The main point that Ed made is that situations like Lowe's, Aki's, JGP's, aren't going to happen in future. That's a bit of a "NZ" only problem, because those players need to reach such a high standard to be chosen by the All Blacks, were as a country like Ireland wants them a lot earlier like that. This is basically the 'ready in 3 years' concept Ireland relied on, versus the '5 years and they've left' concept' were that player is now ready to be chosen by the All Blacks (given a contract to play Super, ala SBW, and hopefully Manu).


The 'mercenary' thing that will take longer to expire, and which I was referring to, is the grandparents rule. The new kids coming through now aren't going to have as many gp born overseas, so the amount of players that can leave with a prospect of International rugby offer are going to drop dramatically at some point. All these kiwi fellas playing for a PI, is going to stop sadly.

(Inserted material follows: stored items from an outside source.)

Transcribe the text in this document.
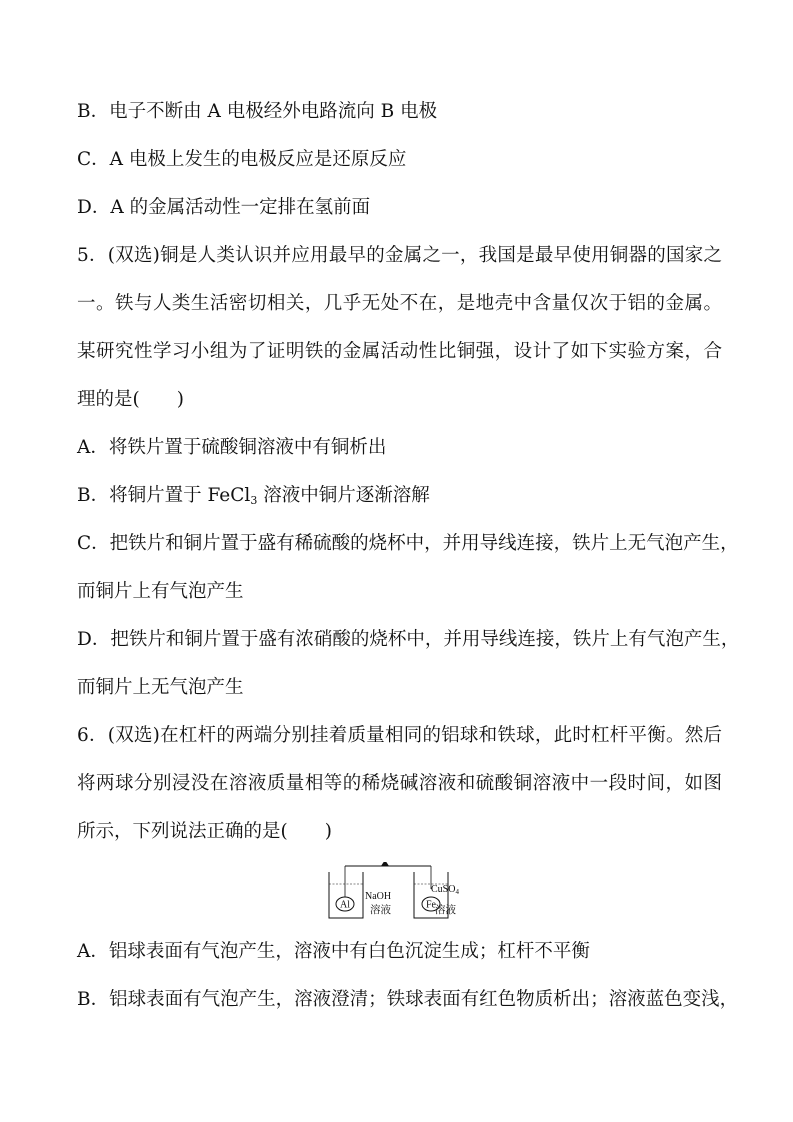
B．电子不断由 A 电极经外电路流向 B 电极

C．A 电极上发生的电极反应是还原反应

D．A 的金属活动性一定排在氢前面

5．(双选)铜是人类认识并应用最早的金属之一，我国是最早使用铜器的国家之

一。铁与人类生活密切相关，几乎无处不在，是地壳中含量仅次于铝的金属。

某研究性学习小组为了证明铁的金属活动性比铜强，设计了如下实验方案，合

理的是(　　)

A．将铁片置于硫酸铜溶液中有铜析出

B．将铜片置于 FeCl$_3$ 溶液中铜片逐渐溶解

C．把铁片和铜片置于盛有稀硫酸的烧杯中，并用导线连接，铁片上无气泡产生，

而铜片上有气泡产生

D．把铁片和铜片置于盛有浓硝酸的烧杯中，并用导线连接，铁片上有气泡产生，

而铜片上无气泡产生

6．(双选)在杠杆的两端分别挂着质量相同的铝球和铁球，此时杠杆平衡。然后

将两球分别浸没在溶液质量相等的稀烧碱溶液和硫酸铜溶液中一段时间，如图

所示，下列说法正确的是(　　)

Al	Fe
NaOH
溶液
CuSO$_4$
溶液

A．铝球表面有气泡产生，溶液中有白色沉淀生成；杠杆不平衡

B．铝球表面有气泡产生，溶液澄清；铁球表面有红色物质析出；溶液蓝色变浅，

The new era problem that will replace those old concerns is now French and Japanese clubs (doing the same as NRL teams have done for decades by) picking kids out of school. The problem here is not so much a national identity one, than it is a farm system where 9 in 10 players are left with nothing. A stunted education and no support in a foreign country (well they'll get kicked out of those countries were they don't in Australia).


It's the same sort of situation were NZ would be the big guy, but there weren't many downsides with it. The only one I can think was brought up but a poster on this site, I can't recall who it was, but he seemed to know a lot of kids coming from the Islands weren't really given the capability to fly back home during school xms holidays etc. That is probably something that should be fixed by the union. Otherwise getting someone like Fakatava over here for his last year of school definitely results in NZ being able to pick the cherries off the top but it also allows that player to develop and be able to represent Tonga and under age and possibly even later in his career. Where as a kid being taken from NZ is arguably going to be worse off in every respect other than perhaps money. Not going to develop as a person, not going to develop as a player as much, so I have a lotof sympathy for NZs case that I don't include them in that group but I certainly see where you're coming from and it encourages other countries to think they can do the same while not realising they're making a much worse experience/situation.